Renters in the U.S., rejoice! This week it was announced that asking rents increased 11% on an annual basis and are at their highest point yet with a year-to-date increase of over 10%.
A panelist from National Multi Housing Association said they had never seen such high increases like we’ve seen these last few months – not even during 40 years’ worth its tenure as member organization when there were other historical booms or busts happening around us (think: 2008 financial crisis).
Rent hikes keep rising due to demand for housing while supply remains stagnant which causes prices go up faster than inflation rates can cushion them against price drops, pushing many families further away from affordability.
With labor shortages becoming an issue for some operators as well as backlogs plaguing suppliers due to slow demand during this time period that historically slows down rental markets (fall), many are wondering how much longer current levels will persist before they too begin trending downward?
Despite the pandemic, multifamily fundamentals have held steady. In fact, they’re even improved as wage gains and rent declines in expensive markets slow down recovery after a global health crisis which has dominated headlines for 18 months now from 2019.
The main concerns from last year remain – affordability being one of them that was getting worse before it took an unexpected turn with another major issue: The lack of housing development due to high costs associated with building new construction projects or converting properties.
In the past few years, SFRs have been a popular choice for young families.
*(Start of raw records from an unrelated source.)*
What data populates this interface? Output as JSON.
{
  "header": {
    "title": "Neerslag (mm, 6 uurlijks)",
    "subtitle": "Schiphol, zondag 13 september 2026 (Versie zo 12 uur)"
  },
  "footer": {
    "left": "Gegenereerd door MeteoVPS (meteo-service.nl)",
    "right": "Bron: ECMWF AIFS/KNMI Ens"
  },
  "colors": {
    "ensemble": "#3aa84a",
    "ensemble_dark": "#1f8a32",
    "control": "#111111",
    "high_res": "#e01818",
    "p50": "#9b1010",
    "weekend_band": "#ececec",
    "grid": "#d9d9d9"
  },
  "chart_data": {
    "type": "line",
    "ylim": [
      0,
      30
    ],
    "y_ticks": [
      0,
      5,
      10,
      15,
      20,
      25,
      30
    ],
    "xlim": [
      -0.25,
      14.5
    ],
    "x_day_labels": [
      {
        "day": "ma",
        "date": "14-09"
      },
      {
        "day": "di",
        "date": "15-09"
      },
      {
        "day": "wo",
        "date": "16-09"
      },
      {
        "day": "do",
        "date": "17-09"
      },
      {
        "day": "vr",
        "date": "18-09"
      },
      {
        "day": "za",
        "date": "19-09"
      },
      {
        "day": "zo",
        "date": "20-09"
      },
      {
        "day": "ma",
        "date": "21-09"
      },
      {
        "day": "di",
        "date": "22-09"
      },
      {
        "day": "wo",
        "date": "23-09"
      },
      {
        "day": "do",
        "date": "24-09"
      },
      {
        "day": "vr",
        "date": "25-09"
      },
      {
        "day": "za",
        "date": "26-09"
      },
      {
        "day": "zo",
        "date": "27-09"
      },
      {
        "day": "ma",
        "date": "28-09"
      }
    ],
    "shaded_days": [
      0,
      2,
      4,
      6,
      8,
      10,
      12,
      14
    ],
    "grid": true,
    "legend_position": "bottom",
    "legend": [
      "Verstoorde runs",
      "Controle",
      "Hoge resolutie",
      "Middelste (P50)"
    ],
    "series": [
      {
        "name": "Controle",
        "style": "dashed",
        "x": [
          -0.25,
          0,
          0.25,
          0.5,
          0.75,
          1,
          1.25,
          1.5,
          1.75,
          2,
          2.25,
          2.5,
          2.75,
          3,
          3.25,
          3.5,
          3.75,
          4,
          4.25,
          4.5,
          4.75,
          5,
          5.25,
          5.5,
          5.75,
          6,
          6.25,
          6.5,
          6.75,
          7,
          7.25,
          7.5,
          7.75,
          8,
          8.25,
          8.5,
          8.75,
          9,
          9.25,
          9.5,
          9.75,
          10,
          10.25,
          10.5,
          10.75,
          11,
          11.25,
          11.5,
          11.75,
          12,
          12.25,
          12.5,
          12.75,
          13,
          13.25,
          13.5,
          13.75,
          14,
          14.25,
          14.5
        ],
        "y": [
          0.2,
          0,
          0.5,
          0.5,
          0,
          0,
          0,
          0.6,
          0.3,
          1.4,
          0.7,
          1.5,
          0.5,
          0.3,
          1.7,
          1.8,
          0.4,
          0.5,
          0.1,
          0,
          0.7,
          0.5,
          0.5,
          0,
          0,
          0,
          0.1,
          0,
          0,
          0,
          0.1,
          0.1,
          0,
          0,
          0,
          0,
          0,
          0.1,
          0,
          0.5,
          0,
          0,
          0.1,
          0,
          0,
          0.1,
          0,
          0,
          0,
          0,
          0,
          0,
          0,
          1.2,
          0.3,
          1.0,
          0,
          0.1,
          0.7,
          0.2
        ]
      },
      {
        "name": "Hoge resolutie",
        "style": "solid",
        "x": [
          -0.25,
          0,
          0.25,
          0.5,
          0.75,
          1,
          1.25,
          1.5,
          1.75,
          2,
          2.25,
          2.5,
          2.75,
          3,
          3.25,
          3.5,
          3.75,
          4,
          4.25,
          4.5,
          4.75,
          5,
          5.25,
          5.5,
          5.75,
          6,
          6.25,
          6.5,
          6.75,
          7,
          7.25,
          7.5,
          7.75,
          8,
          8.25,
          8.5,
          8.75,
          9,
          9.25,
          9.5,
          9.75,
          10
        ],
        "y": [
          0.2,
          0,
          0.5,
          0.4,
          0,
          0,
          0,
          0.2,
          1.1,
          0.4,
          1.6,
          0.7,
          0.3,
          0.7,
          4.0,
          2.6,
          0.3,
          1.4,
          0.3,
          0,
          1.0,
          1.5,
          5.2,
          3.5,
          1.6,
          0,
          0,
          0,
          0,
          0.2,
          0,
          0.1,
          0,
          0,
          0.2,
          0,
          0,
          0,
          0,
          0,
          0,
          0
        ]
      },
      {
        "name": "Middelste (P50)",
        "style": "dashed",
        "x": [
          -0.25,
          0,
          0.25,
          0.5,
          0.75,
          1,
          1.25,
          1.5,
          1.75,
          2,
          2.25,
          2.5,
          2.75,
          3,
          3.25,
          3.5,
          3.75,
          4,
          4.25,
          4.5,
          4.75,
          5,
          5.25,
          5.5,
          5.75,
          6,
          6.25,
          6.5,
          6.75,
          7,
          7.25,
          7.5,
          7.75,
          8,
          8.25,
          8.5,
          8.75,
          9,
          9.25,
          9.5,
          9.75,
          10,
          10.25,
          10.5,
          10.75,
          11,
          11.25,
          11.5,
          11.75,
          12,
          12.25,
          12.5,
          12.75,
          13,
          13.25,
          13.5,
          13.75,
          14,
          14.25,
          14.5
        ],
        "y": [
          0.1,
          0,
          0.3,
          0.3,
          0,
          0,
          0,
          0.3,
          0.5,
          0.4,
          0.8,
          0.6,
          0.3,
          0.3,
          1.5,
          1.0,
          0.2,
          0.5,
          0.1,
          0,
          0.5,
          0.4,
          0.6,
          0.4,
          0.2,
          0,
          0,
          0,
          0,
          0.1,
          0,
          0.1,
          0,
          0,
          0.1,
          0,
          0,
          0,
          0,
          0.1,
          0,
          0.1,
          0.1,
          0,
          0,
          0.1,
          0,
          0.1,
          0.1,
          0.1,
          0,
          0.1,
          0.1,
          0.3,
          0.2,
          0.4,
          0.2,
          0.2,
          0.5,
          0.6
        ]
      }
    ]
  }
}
As Millennials age and enter into their prime home-buying period many will be priced out of the market as they’re unable to purchase homes with reverse mortgages or low-down payment requirements due increase mortgage interest rates during an economic downturn which makes renting more appealing than waiting for another sale opportunity where prices may again drop drastically.
Single family rentals offer these individuals spacious living arrangements at affordable costs while still being able buy something new when ready without having any negative equity from previous losses on other properties.
The U.S multifamily industry is healthy, with demand for housing of all forms remaining high and long-term issues likely to resurface once the economy normalizes in time. Looking at year end 2021 forecasts—which are incredibly high due to strong growth predictions–there’s cause for optimism but also caution as it could lead down paths like rent control or other regulations that would only hurt economic expansion further down the line (i.e., our next generation).
The multifamily market is expected to continue growing, even if interest rates and the Fed begin a slowdown. The industry has been well positioned with strong performance today that will last into 2022.